The reason for the rebuff emerged in an extraordinary letter the king wrote to his current favourite Robert Carr, complaining of his jealous behaviour during
the summer progress. It ran to several pages, and, while brimming with emotion, was clearly the product of hours of careful drafting. Prompted by the debacle over the young groom’s appointment, it expressed the ‘infinite grief of a deeply wounded heart’ rather than the anger of a disobeyed master.
James was bewildered by the ‘strange frenzy’ that had overtaken Carr since George’s appearance, ‘so powdered with and mixed with strange streams of unquietness, passion, fury and insolent pride, and (which is worst of all) with a settled kind of induced obstinacy as it chokes and obscures all these excellent and good parts that God hath bestowed on you’. That choking obstinacy had led Carr to appoint, without James’s knowledge or permission, his illegitimate kinsman William Carr to the role Sir John Graham had sought for George. This had forced James into the embarrassing position of having to turn his ‘countenance’ from his faithful old friend Sir John, ‘the like whereof I never did to any man without a known offence’.

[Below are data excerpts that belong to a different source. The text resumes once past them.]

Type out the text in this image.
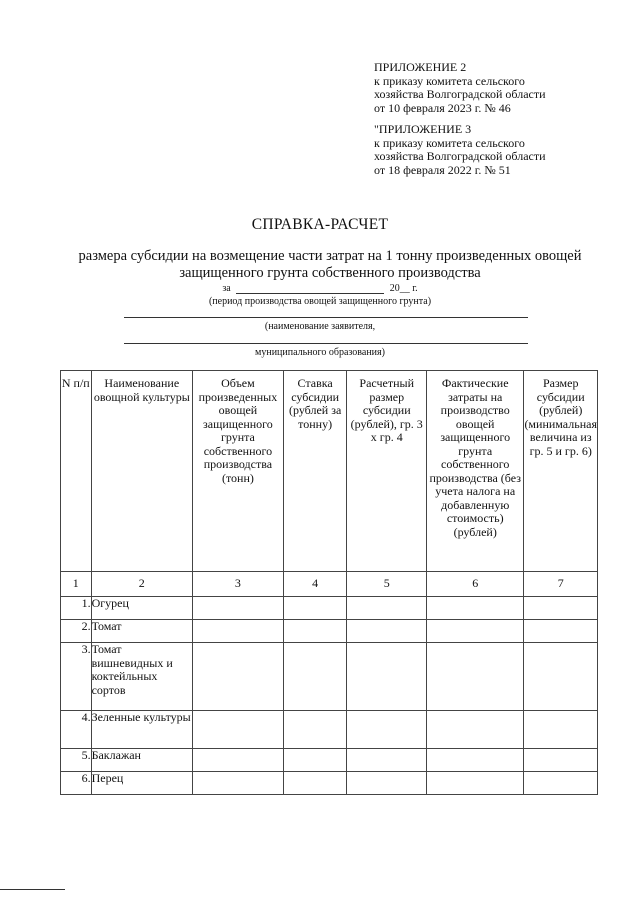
ПРИЛОЖЕНИЕ 2
к приказу комитета сельского
хозяйства Волгоградской области
от 10 февраля 2023 г. № 46
"ПРИЛОЖЕНИЕ 3
к приказу комитета сельского
хозяйства Волгоградской области
от 18 февраля 2022 г. № 51
СПРАВКА-РАСЧЕТ
размера субсидии на возмещение части затрат на 1 тонну произведенных овощей
защищенного грунта собственного производства
за	20__ г.
(период производства овощей защищенного грунта)
(наименование заявителя,
муниципального образования)
N п/п	Наименование овощной культуры	Объем произведенных овощей защищенного грунта собственного производства (тонн)	Ставка субсидии (рублей за тонну)	Расчетный размер субсидии (рублей), гр. 3 x гр. 4	Фактические затраты на производство овощей защищенного грунта собственного производства (без учета налога на добавленную стоимость) (рублей)	Размер субсидии (рублей) (минимальная величина из гр. 5 и гр. 6)
1	2	3	4	5	6	7
1.	Огурец					
2.	Томат					
3.	Томат вишневидных и коктейльных сортов					
4.	Зеленные культуры					
5.	Баклажан					
6.	Перец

It was all part of a pattern in the favourite’s behaviour, the king complained. He noted Carr’s ‘long creeping back and withdrawing … from lying in my chamber, notwithstanding my many hundred times earnest soliciting you to the contrary’.
Revealing his weakness and dependence, James also sought to reassure Carr. He would never, he promised, ‘suffer any to rise in any degree of my favour except they may acknowledge and thank you as a furtherer of it, and that I may be persuaded that they love and honour you for my sake’.
Carr’s response to the letter was to become even more difficult and demanding. He even claimed that he no longer felt ‘inward affection’ for the king, but would instead act only as a dutiful servant.